Research > Chronic diseases, Surgery and Health Care

Research Group in Immunology and Metabolism (GRIM)

  1. Studies of the immunopathogenic mechanisms involved in the development of Autoimmune Diabetes: most studies are carried out in mouse models of human Type 1 Diabetes (TD1). It also involves the study of environmental mechanisms (e.g. constituents of the intestinal microbiota) that may trigger or, on the contrary, slow down the development of this disease. We also occasionally study samples from patients or relatives with TD1. The studies also aim to identify the internal or external elements that allow us to apply a therapy (e.g. microbiotherapy) to treat this disease.
  2. Studies on the immunological mechanisms involved in the response against cancer: we analyse, in different animal models and in humans, the immune response that develops in the presence of cancer. We are currently studying an immunotherapy that we have found to be capable of boosting this natural immune response in this disease. We have focused mainly on melanoma, but our aim is to extend this immunotherapy to other types of cancer.
  3. Identification of novel cyclin D3-initiated signalling pathways responsible for beta-pancreatic cell viability and function: our group has described that pancreatic islet inflammation in autoimmune diabetes causes a downregulation of cyclin D3 expression and that cyclin D3 promotes beta-cell survival and well-being in a cell cycle-independent manner. Our group investigates novel cyclin D3 signalling pathways causally related to beta cell viability and physiology as a potential source of therapeutic approaches to autoimmune diabetes.

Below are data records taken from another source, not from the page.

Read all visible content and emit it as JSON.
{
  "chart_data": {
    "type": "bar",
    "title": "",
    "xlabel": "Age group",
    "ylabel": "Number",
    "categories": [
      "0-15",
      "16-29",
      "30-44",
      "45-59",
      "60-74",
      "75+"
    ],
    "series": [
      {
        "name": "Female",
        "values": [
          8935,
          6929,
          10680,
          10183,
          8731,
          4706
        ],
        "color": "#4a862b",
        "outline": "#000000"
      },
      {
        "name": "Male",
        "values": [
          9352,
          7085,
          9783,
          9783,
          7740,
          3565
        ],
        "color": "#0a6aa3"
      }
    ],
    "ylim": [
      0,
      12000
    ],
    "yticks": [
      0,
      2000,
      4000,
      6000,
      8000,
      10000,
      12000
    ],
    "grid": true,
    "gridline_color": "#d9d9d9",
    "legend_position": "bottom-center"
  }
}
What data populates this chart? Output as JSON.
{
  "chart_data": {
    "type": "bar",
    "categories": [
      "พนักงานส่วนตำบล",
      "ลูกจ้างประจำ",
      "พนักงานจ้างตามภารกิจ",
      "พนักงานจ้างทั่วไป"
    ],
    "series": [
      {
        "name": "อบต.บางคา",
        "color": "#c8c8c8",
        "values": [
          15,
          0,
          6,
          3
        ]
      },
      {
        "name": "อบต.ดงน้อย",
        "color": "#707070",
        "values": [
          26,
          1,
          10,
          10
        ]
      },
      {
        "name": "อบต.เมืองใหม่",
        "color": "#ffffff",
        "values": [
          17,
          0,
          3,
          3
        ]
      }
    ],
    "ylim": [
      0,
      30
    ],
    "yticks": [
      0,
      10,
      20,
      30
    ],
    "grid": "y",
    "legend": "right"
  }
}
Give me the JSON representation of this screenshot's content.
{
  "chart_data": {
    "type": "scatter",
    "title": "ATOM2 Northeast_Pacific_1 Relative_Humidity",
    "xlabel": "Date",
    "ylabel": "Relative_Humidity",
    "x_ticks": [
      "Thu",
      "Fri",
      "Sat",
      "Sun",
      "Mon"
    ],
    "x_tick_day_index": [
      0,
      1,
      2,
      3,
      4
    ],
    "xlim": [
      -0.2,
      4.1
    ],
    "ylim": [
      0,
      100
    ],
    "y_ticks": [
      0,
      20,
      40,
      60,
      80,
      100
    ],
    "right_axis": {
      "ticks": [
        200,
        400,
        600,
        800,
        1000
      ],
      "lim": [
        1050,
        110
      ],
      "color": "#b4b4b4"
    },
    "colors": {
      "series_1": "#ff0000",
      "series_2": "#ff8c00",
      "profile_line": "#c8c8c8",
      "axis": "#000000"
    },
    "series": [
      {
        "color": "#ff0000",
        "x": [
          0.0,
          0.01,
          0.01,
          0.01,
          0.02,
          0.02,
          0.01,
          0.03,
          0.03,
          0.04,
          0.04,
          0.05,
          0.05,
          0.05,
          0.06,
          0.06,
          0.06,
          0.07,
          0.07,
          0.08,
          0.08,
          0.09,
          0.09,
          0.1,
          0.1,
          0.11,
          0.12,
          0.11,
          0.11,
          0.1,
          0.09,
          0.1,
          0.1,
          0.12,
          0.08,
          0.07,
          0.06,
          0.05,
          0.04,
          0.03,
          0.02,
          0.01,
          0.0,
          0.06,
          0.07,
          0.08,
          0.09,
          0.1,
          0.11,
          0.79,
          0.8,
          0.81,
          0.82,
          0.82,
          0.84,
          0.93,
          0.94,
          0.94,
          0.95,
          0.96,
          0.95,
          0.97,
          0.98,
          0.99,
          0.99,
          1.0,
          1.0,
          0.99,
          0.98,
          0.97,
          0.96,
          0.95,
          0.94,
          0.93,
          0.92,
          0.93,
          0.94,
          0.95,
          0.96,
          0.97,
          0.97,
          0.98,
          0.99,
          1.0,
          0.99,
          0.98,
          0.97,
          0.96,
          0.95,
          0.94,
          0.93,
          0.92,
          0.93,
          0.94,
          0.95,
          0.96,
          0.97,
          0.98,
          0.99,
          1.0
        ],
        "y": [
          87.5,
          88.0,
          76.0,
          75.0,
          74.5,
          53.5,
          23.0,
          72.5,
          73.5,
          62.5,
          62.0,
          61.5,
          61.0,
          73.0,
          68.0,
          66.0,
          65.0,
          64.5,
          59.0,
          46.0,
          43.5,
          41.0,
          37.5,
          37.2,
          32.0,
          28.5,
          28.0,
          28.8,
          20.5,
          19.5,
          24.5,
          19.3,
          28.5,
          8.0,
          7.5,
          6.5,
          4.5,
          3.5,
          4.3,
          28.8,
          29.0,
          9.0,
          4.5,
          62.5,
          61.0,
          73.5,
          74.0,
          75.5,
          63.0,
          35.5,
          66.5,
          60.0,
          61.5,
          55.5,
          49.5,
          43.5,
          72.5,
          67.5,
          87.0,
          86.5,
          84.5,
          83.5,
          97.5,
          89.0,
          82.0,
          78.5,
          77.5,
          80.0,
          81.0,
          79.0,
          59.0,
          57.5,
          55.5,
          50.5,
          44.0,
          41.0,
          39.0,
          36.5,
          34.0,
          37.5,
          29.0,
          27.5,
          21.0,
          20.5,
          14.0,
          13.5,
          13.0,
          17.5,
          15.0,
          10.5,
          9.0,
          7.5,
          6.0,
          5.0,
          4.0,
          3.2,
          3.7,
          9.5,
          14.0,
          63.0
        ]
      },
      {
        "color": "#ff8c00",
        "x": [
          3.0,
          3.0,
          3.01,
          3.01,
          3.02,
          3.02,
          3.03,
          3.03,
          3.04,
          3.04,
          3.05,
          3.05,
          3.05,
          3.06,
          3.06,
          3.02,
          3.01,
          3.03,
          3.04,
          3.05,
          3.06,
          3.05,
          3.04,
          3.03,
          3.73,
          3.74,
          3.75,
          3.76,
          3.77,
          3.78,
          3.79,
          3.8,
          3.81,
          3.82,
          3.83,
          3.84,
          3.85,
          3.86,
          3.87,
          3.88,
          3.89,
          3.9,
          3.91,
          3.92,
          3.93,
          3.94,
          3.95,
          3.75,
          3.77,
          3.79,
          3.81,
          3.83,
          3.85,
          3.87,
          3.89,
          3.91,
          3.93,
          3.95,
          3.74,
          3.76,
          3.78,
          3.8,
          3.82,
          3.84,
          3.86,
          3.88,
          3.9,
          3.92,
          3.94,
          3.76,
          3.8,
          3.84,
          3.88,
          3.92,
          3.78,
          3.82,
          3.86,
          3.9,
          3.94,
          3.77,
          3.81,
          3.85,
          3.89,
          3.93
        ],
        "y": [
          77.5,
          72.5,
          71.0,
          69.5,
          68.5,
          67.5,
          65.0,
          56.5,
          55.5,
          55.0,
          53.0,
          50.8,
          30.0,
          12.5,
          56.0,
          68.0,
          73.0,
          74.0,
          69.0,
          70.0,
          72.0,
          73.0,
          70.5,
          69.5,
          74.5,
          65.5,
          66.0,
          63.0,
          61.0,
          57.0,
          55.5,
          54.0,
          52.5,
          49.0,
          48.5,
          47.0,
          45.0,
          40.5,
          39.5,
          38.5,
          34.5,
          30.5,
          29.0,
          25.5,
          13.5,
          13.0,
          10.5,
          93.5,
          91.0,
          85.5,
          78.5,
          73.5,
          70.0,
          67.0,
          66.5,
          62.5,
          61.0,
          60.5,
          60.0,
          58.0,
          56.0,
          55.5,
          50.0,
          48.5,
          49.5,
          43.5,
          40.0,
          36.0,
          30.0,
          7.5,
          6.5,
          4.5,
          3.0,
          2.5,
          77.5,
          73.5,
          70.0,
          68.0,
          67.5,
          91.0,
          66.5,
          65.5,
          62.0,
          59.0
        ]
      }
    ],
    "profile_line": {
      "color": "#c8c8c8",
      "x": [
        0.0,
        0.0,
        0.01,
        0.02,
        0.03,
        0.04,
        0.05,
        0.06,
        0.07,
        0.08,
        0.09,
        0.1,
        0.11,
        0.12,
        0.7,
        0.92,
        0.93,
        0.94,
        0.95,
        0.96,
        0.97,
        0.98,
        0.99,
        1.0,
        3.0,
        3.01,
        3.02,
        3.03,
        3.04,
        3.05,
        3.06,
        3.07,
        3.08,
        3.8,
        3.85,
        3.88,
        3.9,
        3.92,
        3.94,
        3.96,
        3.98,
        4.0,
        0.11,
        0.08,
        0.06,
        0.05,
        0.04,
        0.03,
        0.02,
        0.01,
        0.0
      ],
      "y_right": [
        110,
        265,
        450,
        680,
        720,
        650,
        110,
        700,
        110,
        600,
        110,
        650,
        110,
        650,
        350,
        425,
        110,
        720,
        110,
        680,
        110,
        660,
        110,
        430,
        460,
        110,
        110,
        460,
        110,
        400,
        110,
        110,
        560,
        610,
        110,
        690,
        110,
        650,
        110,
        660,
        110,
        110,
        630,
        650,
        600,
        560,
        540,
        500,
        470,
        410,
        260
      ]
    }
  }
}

  4. Antigen-specific immunotherapy of T1DM through the use of tolerogenic dendritic cells (DCs) loaded with autoantigenic peptides (tiDCs): allogeneic pancreatic islet transplantation as a replacement therapy for the excess beta-pancreas eliminated during the autoimmune process requires the use of immunosuppressants to prevent both graft rejection and autoimmune relapse into the graft. Currently, immunosuppression is non-specific and generalised, increasing the graft recipient's risk of infections and tumour processes. Our group has developed a differentiation protocol to obtain tiDCs that promote the expansion of pancreatic autoantigen-specific regulatory/immunosuppressive T lymphocytes. In this way the immunosuppressive action remains restricted to pancreatic islets and not in the whole organism. Currently, we want to identify biomarkers of tiDCs responsible for their tolerogenic phenotype, in order to be able to intervene pharmacologically.